Recently, whilst participating in one of Roger Stevens’ workshops this memory came back to me and with it a poem. Initially it was just as I’ve told the story above. But then I began to think - what if the clothes really had come from a fairytale? And so, as in fairytales, I got my revenge.

The poem I wrote I’m still tweaking - but this is where I’ve got to. It started out as “Dressing Up” and changed to “The Box” because I thought it would be more mysterious. See what you think:

The Box

She has a box full
of taffeta and ermine
shoes made from petals
those of a rose. Satin ones
worn to a husk dancing
under copper trees. A

princess’s quilt, a bag
of dry peas, precious
stones, a gift from the
trolls, a diamond tiara
and a giant’s cold gold.

The queen of Persia’s
red, purplish robes
scarves made of spider
silk, a witch’s warm
cloak. These things

she showed me. Her box
and the tales that she told.
Forbidden to touch them
one day I stole, it’s ebony key
and some beans which I sold

Tuesday, 7 June 2011

Let’s Write a Poem

Here’s what you do. There are eight lines.
Line 1 - Write down something that happened this morning. But make it an out and out downright lie.
Line 2 – In the spirit of 1 – write a sentence with a sound in it.
Line 3 – Write a sentence with a colour in it.
Line 4 – Write a sentence with a number in it.
Line 5 – Write a sentence with a character from a book in it
Line 6 – Write a sentence with an animal in it.
Line 7 – Write a sentence with an emotion in it.
Line 8 – Write a sentence to do with the past, present or future.
Write quickly! Go for the first things that come into your head. (But by all means do a little work on the finished result.) The result may not be great poetry - but hey, it should be fun. Here’s my attempt. Children, students, adults, fellow poets - why not send us yours?
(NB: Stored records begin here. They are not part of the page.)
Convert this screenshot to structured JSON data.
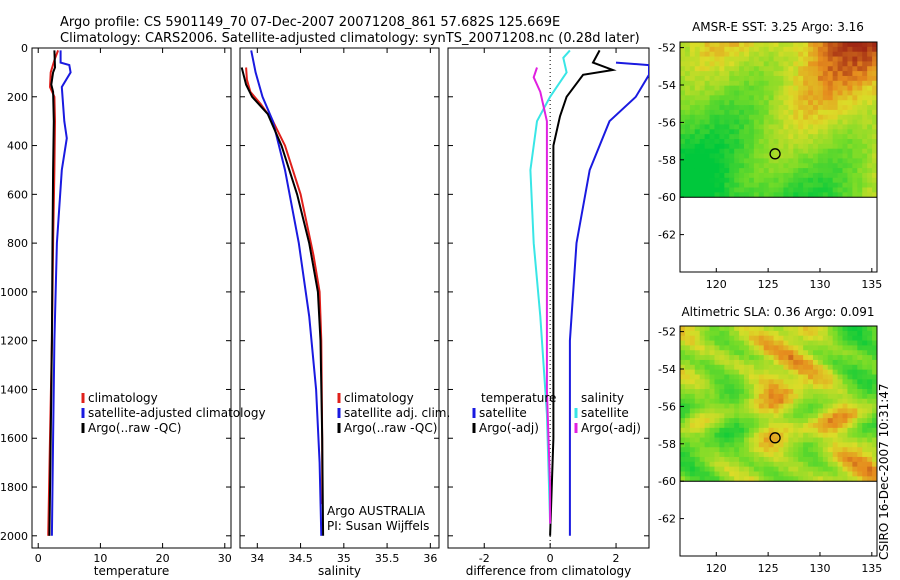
{
  "figure": {
    "title_line1": "Argo profile: CS 5901149_70 07-Dec-2007 20071208_861 57.682S 125.669E",
    "title_line2": "Climatology: CARS2006. Satellite-adjusted climatology: synTS_20071208.nc (0.28d later)",
    "credit": "CSIRO 16-Dec-2007 10:31:47"
  },
  "colors": {
    "red": "#e0201b",
    "blue": "#1a1ae0",
    "black": "#000000",
    "cyan": "#39e6e6",
    "magenta": "#e020e0"
  },
  "chart_data": [
    {
      "type": "line",
      "xlabel": "temperature",
      "xlim": [
        -1,
        31
      ],
      "xticks": [
        0,
        10,
        20,
        30
      ],
      "ylim": [
        2050,
        0
      ],
      "yticks": [
        0,
        200,
        400,
        600,
        800,
        1000,
        1200,
        1400,
        1600,
        1800,
        2000
      ],
      "series": [
        {
          "name": "climatology",
          "color": "red",
          "points": [
            [
              3.2,
              10
            ],
            [
              2.6,
              50
            ],
            [
              2.0,
              100
            ],
            [
              1.9,
              160
            ],
            [
              2.6,
              200
            ],
            [
              2.7,
              300
            ],
            [
              2.6,
              500
            ],
            [
              2.4,
              800
            ],
            [
              2.2,
              1200
            ],
            [
              1.9,
              1600
            ],
            [
              1.6,
              2000
            ]
          ]
        },
        {
          "name": "satellite-adjusted climatology",
          "color": "blue",
          "points": [
            [
              3.6,
              10
            ],
            [
              3.6,
              60
            ],
            [
              5.0,
              70
            ],
            [
              5.2,
              100
            ],
            [
              3.8,
              160
            ],
            [
              4.2,
              300
            ],
            [
              4.6,
              370
            ],
            [
              3.8,
              500
            ],
            [
              3.0,
              800
            ],
            [
              2.6,
              1200
            ],
            [
              2.4,
              1600
            ],
            [
              2.2,
              2000
            ]
          ]
        },
        {
          "name": "Argo(..raw -QC)",
          "color": "black",
          "points": [
            [
              2.6,
              10
            ],
            [
              2.7,
              80
            ],
            [
              2.4,
              100
            ],
            [
              2.1,
              150
            ],
            [
              2.4,
              180
            ],
            [
              2.5,
              300
            ],
            [
              2.4,
              500
            ],
            [
              2.3,
              800
            ],
            [
              2.2,
              1200
            ],
            [
              2.0,
              1600
            ],
            [
              1.8,
              2000
            ]
          ]
        }
      ],
      "legend": [
        "climatology",
        "satellite-adjusted climatology",
        "Argo(..raw -QC)"
      ]
    },
    {
      "type": "line",
      "xlabel": "salinity",
      "xlim": [
        33.8,
        36.1
      ],
      "xticks": [
        34,
        34.5,
        35,
        35.5,
        36
      ],
      "xticklabels": [
        "34",
        "34.5",
        "35",
        "35.5",
        "36"
      ],
      "ylim": [
        2050,
        0
      ],
      "series": [
        {
          "name": "climatology",
          "color": "red",
          "points": [
            [
              33.87,
              80
            ],
            [
              33.88,
              130
            ],
            [
              33.92,
              180
            ],
            [
              34.04,
              230
            ],
            [
              34.18,
              300
            ],
            [
              34.32,
              400
            ],
            [
              34.5,
              600
            ],
            [
              34.65,
              850
            ],
            [
              34.72,
              1000
            ],
            [
              34.74,
              1200
            ],
            [
              34.75,
              1600
            ],
            [
              34.75,
              1870
            ]
          ]
        },
        {
          "name": "satellite adj. clim.",
          "color": "blue",
          "points": [
            [
              33.93,
              10
            ],
            [
              33.98,
              100
            ],
            [
              34.06,
              200
            ],
            [
              34.18,
              300
            ],
            [
              34.32,
              500
            ],
            [
              34.48,
              800
            ],
            [
              34.6,
              1100
            ],
            [
              34.68,
              1400
            ],
            [
              34.72,
              1700
            ],
            [
              34.74,
              2000
            ]
          ]
        },
        {
          "name": "Argo(..raw -QC)",
          "color": "black",
          "points": [
            [
              33.82,
              80
            ],
            [
              33.87,
              150
            ],
            [
              33.94,
              200
            ],
            [
              34.12,
              270
            ],
            [
              34.28,
              400
            ],
            [
              34.46,
              600
            ],
            [
              34.6,
              800
            ],
            [
              34.7,
              1000
            ],
            [
              34.73,
              1200
            ],
            [
              34.75,
              1600
            ],
            [
              34.76,
              2000
            ]
          ]
        }
      ],
      "legend": [
        "climatology",
        "satellite adj. clim.",
        "Argo(..raw -QC)"
      ],
      "annotation": [
        "Argo AUSTRALIA",
        "PI: Susan Wijffels"
      ]
    },
    {
      "type": "line",
      "xlabel": "difference from climatology",
      "xlim": [
        -3.1,
        3.0
      ],
      "xticks": [
        -2,
        0,
        2
      ],
      "ylim": [
        2050,
        0
      ],
      "series": [
        {
          "name": "temperature satellite",
          "color": "blue",
          "points": [
            [
              2.0,
              60
            ],
            [
              3.0,
              70
            ],
            [
              3.0,
              110
            ],
            [
              2.6,
              200
            ],
            [
              1.8,
              300
            ],
            [
              1.2,
              500
            ],
            [
              0.8,
              800
            ],
            [
              0.6,
              1200
            ],
            [
              0.6,
              1600
            ],
            [
              0.6,
              2000
            ]
          ]
        },
        {
          "name": "temperature Argo(-adj)",
          "color": "black",
          "points": [
            [
              1.5,
              10
            ],
            [
              1.3,
              60
            ],
            [
              1.9,
              90
            ],
            [
              1.0,
              110
            ],
            [
              0.5,
              200
            ],
            [
              0.3,
              280
            ],
            [
              0.1,
              400
            ],
            [
              0.1,
              800
            ],
            [
              0.1,
              1600
            ],
            [
              0.0,
              2000
            ]
          ]
        },
        {
          "name": "salinity satellite",
          "color": "cyan",
          "points": [
            [
              0.6,
              10
            ],
            [
              0.4,
              40
            ],
            [
              0.5,
              100
            ],
            [
              0.0,
              200
            ],
            [
              -0.4,
              300
            ],
            [
              -0.6,
              500
            ],
            [
              -0.5,
              800
            ],
            [
              -0.3,
              1100
            ],
            [
              -0.1,
              1500
            ],
            [
              0.0,
              1950
            ]
          ]
        },
        {
          "name": "salinity Argo(-adj)",
          "color": "magenta",
          "points": [
            [
              -0.4,
              80
            ],
            [
              -0.5,
              120
            ],
            [
              -0.3,
              180
            ],
            [
              -0.1,
              300
            ],
            [
              -0.1,
              600
            ],
            [
              -0.1,
              1000
            ],
            [
              -0.1,
              1400
            ],
            [
              0.0,
              1800
            ],
            [
              0.0,
              1950
            ]
          ]
        }
      ],
      "legend_left_title": "temperature",
      "legend_right_title": "salinity",
      "legend_left": [
        "satellite",
        "Argo(-adj)"
      ],
      "legend_right": [
        "satellite",
        "Argo(-adj)"
      ]
    },
    {
      "type": "heatmap",
      "title": "AMSR-E SST: 3.25 Argo: 3.16",
      "xlim": [
        116.5,
        135.5
      ],
      "ylim": [
        -64,
        -51.7
      ],
      "xticks": [
        120,
        125,
        130,
        135
      ],
      "yticks": [
        -52,
        -54,
        -56,
        -58,
        -60,
        -62
      ],
      "data_lat_min": -60,
      "marker": [
        125.67,
        -57.68
      ]
    },
    {
      "type": "heatmap",
      "title": "Altimetric SLA: 0.36 Argo: 0.091",
      "xlim": [
        116.5,
        135.5
      ],
      "ylim": [
        -64,
        -51.7
      ],
      "xticks": [
        120,
        125,
        130,
        135
      ],
      "yticks": [
        -52,
        -54,
        -56,
        -58,
        -60,
        -62
      ],
      "data_lat_min": -60,
      "marker": [
        125.67,
        -57.68
      ]
    }
  ]
}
This morning I looked in the mirror and saw a slice of toast peering over my shoulder.
This morning I heard the crack of thunder and the laugh of angels
This morning I picked up my pen and realised, for the first time, it was red
This morning I drank 5 coffees, ate 4 muffins, rang 3 friends, tried to connect to the internet  twice and had one regret
This morning dawned yellow. The yellow turned to green. The green to blue. The blue to despair.
This morning a balrog landed on the roof. It got bored. It went away.
This morning Judy, our dog, told me a very good joke.
This morning I woke up with the Blues. That’s right. The whole of Birmingham Football Club were in bed with me.
This morning I saw the future. And there were more laughs in it than I had any right to expect.